Brokered livelihoods: Debt, Labour Migration and Development in Tribal Western India

Journal of Development Studies · 2002
被引 247 · 同刊同年前 6%
人大 A-ABS 3

中文导读

研究印度西部部落地区季节性劳工移民,发现移民不仅是生态危机的后果,更是由债务和依赖关系驱动的生存策略,且影响因阶级和性别而异。

Abstract

Seasonal labour migration is an increasingly important aspect of rural livelihoods in tribal areas of Western India. Such migration can no longer be viewed merely as an adjunct to an essentially agrarian way of life, but has to be seen as integral to the coping, survival and livelihood strategies of tribal farming families. Rural to urban migration is often viewed as a consequence of environmental crisis in which migrants as 'ecological refugees' [Gadgil and Guha 1995] are forcibly displaced by processes of deforestation, soil erosion, water scarcity, land fragmentation, declining agricultural productivity and population increase.
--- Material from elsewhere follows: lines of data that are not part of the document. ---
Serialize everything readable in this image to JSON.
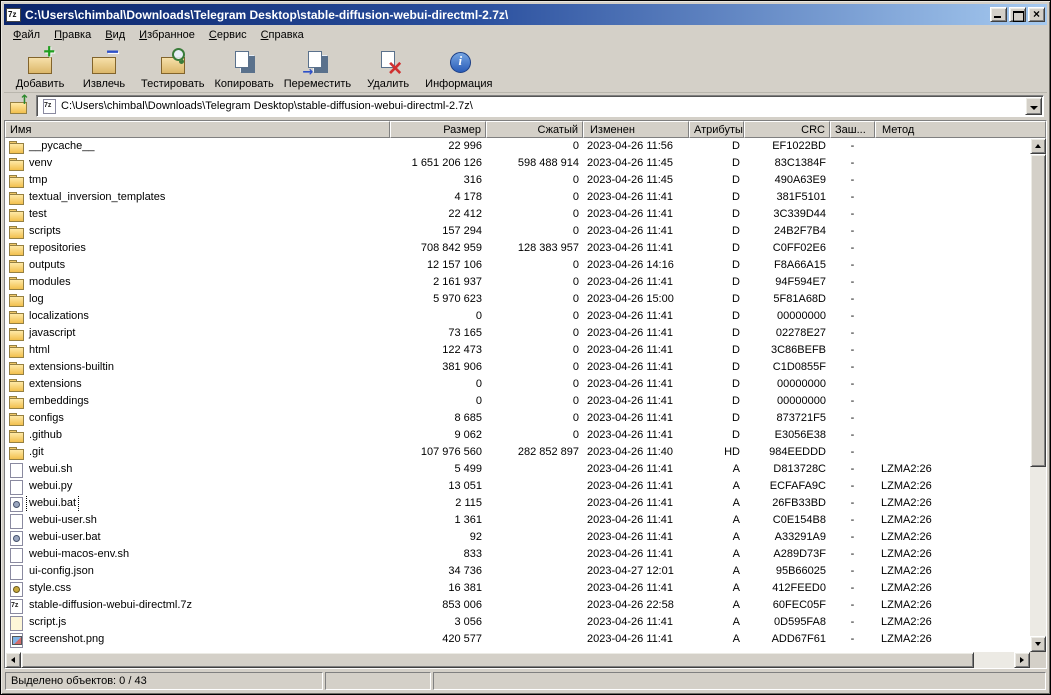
{
  "window": {
    "title": "C:\\Users\\chimbal\\Downloads\\Telegram Desktop\\stable-diffusion-webui-directml-2.7z\\",
    "app_icon": "7zip-app-icon",
    "control_icons": [
      "minimize-icon",
      "maximize-icon",
      "close-icon"
    ]
  },
  "colors": {
    "chrome": "#d4d0c8",
    "titlebar_start": "#0a246a",
    "titlebar_end": "#a6caf0",
    "list_background": "#ffffff"
  },
  "menu": {
    "items": [
      {
        "label": "Файл",
        "key": "file"
      },
      {
        "label": "Правка",
        "key": "edit"
      },
      {
        "label": "Вид",
        "key": "view"
      },
      {
        "label": "Избранное",
        "key": "favorites"
      },
      {
        "label": "Сервис",
        "key": "tools"
      },
      {
        "label": "Справка",
        "key": "help"
      }
    ]
  },
  "toolbar": {
    "buttons": [
      {
        "label": "Добавить",
        "icon": "add"
      },
      {
        "label": "Извлечь",
        "icon": "extract"
      },
      {
        "label": "Тестировать",
        "icon": "test"
      },
      {
        "label": "Копировать",
        "icon": "copy"
      },
      {
        "label": "Переместить",
        "icon": "move"
      },
      {
        "label": "Удалить",
        "icon": "delete"
      },
      {
        "label": "Информация",
        "icon": "info"
      }
    ]
  },
  "address": {
    "path": "C:\\Users\\chimbal\\Downloads\\Telegram Desktop\\stable-diffusion-webui-directml-2.7z\\",
    "icons": [
      "up-folder-icon",
      "archive-icon",
      "chevron-down-icon"
    ]
  },
  "list": {
    "columns": [
      {
        "label": "Имя",
        "key": "name"
      },
      {
        "label": "Размер",
        "key": "size"
      },
      {
        "label": "Сжатый",
        "key": "compressed"
      },
      {
        "label": "Изменен",
        "key": "modified"
      },
      {
        "label": "Атрибуты",
        "key": "attributes"
      },
      {
        "label": "CRC",
        "key": "crc"
      },
      {
        "label": "Заш...",
        "key": "encrypted"
      },
      {
        "label": "Метод",
        "key": "method"
      }
    ],
    "rows": [
      {
        "icon": "folder",
        "name": "__pycache__",
        "size": "22 996",
        "compressed": "0",
        "modified": "2023-04-26 11:56",
        "attributes": "D",
        "crc": "EF1022BD",
        "encrypted": "-",
        "method": ""
      },
      {
        "icon": "folder",
        "name": "venv",
        "size": "1 651 206 126",
        "compressed": "598 488 914",
        "modified": "2023-04-26 11:45",
        "attributes": "D",
        "crc": "83C1384F",
        "encrypted": "-",
        "method": ""
      },
      {
        "icon": "folder",
        "name": "tmp",
        "size": "316",
        "compressed": "0",
        "modified": "2023-04-26 11:45",
        "attributes": "D",
        "crc": "490A63E9",
        "encrypted": "-",
        "method": ""
      },
      {
        "icon": "folder",
        "name": "textual_inversion_templates",
        "size": "4 178",
        "compressed": "0",
        "modified": "2023-04-26 11:41",
        "attributes": "D",
        "crc": "381F5101",
        "encrypted": "-",
        "method": ""
      },
      {
        "icon": "folder",
        "name": "test",
        "size": "22 412",
        "compressed": "0",
        "modified": "2023-04-26 11:41",
        "attributes": "D",
        "crc": "3C339D44",
        "encrypted": "-",
        "method": ""
      },
      {
        "icon": "folder",
        "name": "scripts",
        "size": "157 294",
        "compressed": "0",
        "modified": "2023-04-26 11:41",
        "attributes": "D",
        "crc": "24B2F7B4",
        "encrypted": "-",
        "method": ""
      },
      {
        "icon": "folder",
        "name": "repositories",
        "size": "708 842 959",
        "compressed": "128 383 957",
        "modified": "2023-04-26 11:41",
        "attributes": "D",
        "crc": "C0FF02E6",
        "encrypted": "-",
        "method": ""
      },
      {
        "icon": "folder",
        "name": "outputs",
        "size": "12 157 106",
        "compressed": "0",
        "modified": "2023-04-26 14:16",
        "attributes": "D",
        "crc": "F8A66A15",
        "encrypted": "-",
        "method": ""
      },
      {
        "icon": "folder",
        "name": "modules",
        "size": "2 161 937",
        "compressed": "0",
        "modified": "2023-04-26 11:41",
        "attributes": "D",
        "crc": "94F594E7",
        "encrypted": "-",
        "method": ""
      },
      {
        "icon": "folder",
        "name": "log",
        "size": "5 970 623",
        "compressed": "0",
        "modified": "2023-04-26 15:00",
        "attributes": "D",
        "crc": "5F81A68D",
        "encrypted": "-",
        "method": ""
      },
      {
        "icon": "folder",
        "name": "localizations",
        "size": "0",
        "compressed": "0",
        "modified": "2023-04-26 11:41",
        "attributes": "D",
        "crc": "00000000",
        "encrypted": "-",
        "method": ""
      },
      {
        "icon": "folder",
        "name": "javascript",
        "size": "73 165",
        "compressed": "0",
        "modified": "2023-04-26 11:41",
        "attributes": "D",
        "crc": "02278E27",
        "encrypted": "-",
        "method": ""
      },
      {
        "icon": "folder",
        "name": "html",
        "size": "122 473",
        "compressed": "0",
        "modified": "2023-04-26 11:41",
        "attributes": "D",
        "crc": "3C86BEFB",
        "encrypted": "-",
        "method": ""
      },
      {
        "icon": "folder",
        "name": "extensions-builtin",
        "size": "381 906",
        "compressed": "0",
        "modified": "2023-04-26 11:41",
        "attributes": "D",
        "crc": "C1D0855F",
        "encrypted": "-",
        "method": ""
      },
      {
        "icon": "folder",
        "name": "extensions",
        "size": "0",
        "compressed": "0",
        "modified": "2023-04-26 11:41",
        "attributes": "D",
        "crc": "00000000",
        "encrypted": "-",
        "method": ""
      },
      {
        "icon": "folder",
        "name": "embeddings",
        "size": "0",
        "compressed": "0",
        "modified": "2023-04-26 11:41",
        "attributes": "D",
        "crc": "00000000",
        "encrypted": "-",
        "method": ""
      },
      {
        "icon": "folder",
        "name": "configs",
        "size": "8 685",
        "compressed": "0",
        "modified": "2023-04-26 11:41",
        "attributes": "D",
        "crc": "873721F5",
        "encrypted": "-",
        "method": ""
      },
      {
        "icon": "folder",
        "name": ".github",
        "size": "9 062",
        "compressed": "0",
        "modified": "2023-04-26 11:41",
        "attributes": "D",
        "crc": "E3056E38",
        "encrypted": "-",
        "method": ""
      },
      {
        "icon": "folder",
        "name": ".git",
        "size": "107 976 560",
        "compressed": "282 852 897",
        "modified": "2023-04-26 11:40",
        "attributes": "HD",
        "crc": "984EEDDD",
        "encrypted": "-",
        "method": ""
      },
      {
        "icon": "file",
        "name": "webui.sh",
        "size": "5 499",
        "compressed": "",
        "modified": "2023-04-26 11:41",
        "attributes": "A",
        "crc": "D813728C",
        "encrypted": "-",
        "method": "LZMA2:26"
      },
      {
        "icon": "file",
        "name": "webui.py",
        "size": "13 051",
        "compressed": "",
        "modified": "2023-04-26 11:41",
        "attributes": "A",
        "crc": "ECFAFA9C",
        "encrypted": "-",
        "method": "LZMA2:26"
      },
      {
        "icon": "bat",
        "name": "webui.bat",
        "size": "2 115",
        "compressed": "",
        "modified": "2023-04-26 11:41",
        "attributes": "A",
        "crc": "26FB33BD",
        "encrypted": "-",
        "method": "LZMA2:26",
        "focused": true
      },
      {
        "icon": "file",
        "name": "webui-user.sh",
        "size": "1 361",
        "compressed": "",
        "modified": "2023-04-26 11:41",
        "attributes": "A",
        "crc": "C0E154B8",
        "encrypted": "-",
        "method": "LZMA2:26"
      },
      {
        "icon": "bat",
        "name": "webui-user.bat",
        "size": "92",
        "compressed": "",
        "modified": "2023-04-26 11:41",
        "attributes": "A",
        "crc": "A33291A9",
        "encrypted": "-",
        "method": "LZMA2:26"
      },
      {
        "icon": "file",
        "name": "webui-macos-env.sh",
        "size": "833",
        "compressed": "",
        "modified": "2023-04-26 11:41",
        "attributes": "A",
        "crc": "A289D73F",
        "encrypted": "-",
        "method": "LZMA2:26"
      },
      {
        "icon": "file",
        "name": "ui-config.json",
        "size": "34 736",
        "compressed": "",
        "modified": "2023-04-27 12:01",
        "attributes": "A",
        "crc": "95B66025",
        "encrypted": "-",
        "method": "LZMA2:26"
      },
      {
        "icon": "css",
        "name": "style.css",
        "size": "16 381",
        "compressed": "",
        "modified": "2023-04-26 11:41",
        "attributes": "A",
        "crc": "412FEED0",
        "encrypted": "-",
        "method": "LZMA2:26"
      },
      {
        "icon": "7z",
        "name": "stable-diffusion-webui-directml.7z",
        "size": "853 006",
        "compressed": "",
        "modified": "2023-04-26 22:58",
        "attributes": "A",
        "crc": "60FEC05F",
        "encrypted": "-",
        "method": "LZMA2:26"
      },
      {
        "icon": "js",
        "name": "script.js",
        "size": "3 056",
        "compressed": "",
        "modified": "2023-04-26 11:41",
        "attributes": "A",
        "crc": "0D595FA8",
        "encrypted": "-",
        "method": "LZMA2:26"
      },
      {
        "icon": "png",
        "name": "screenshot.png",
        "size": "420 577",
        "compressed": "",
        "modified": "2023-04-26 11:41",
        "attributes": "A",
        "crc": "ADD67F61",
        "encrypted": "-",
        "method": "LZMA2:26"
      }
    ]
  },
  "statusbar": {
    "selected": "Выделено объектов: 0 / 43"
  }
}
While increasing pressure on a fragile resource base has indeed contributed to widespread failure to meet subsistence needs among tribal households, the research discussed in this study shows that the forces leading to migration are as much to do with the social relations of dependency and indebtedness which subsistence failure entails, as with ecological decline. The problem is not so much one of declining production, as of systems of usurious money lending, labour contracting and exploitation. The social experience and consequences of migration are far from uniform, but shaped by class and gender. For a minority of Bhil households migration offers positive opportunities for saving, investment and meeting contingencies. For the poorer majority, migration is a defensive coping strategy covering existing debts and extreme economic vulnerability. In combining unequal and individualised income accrual with the need for joint livelihood strategies, migration has a major impact on intra-household relations.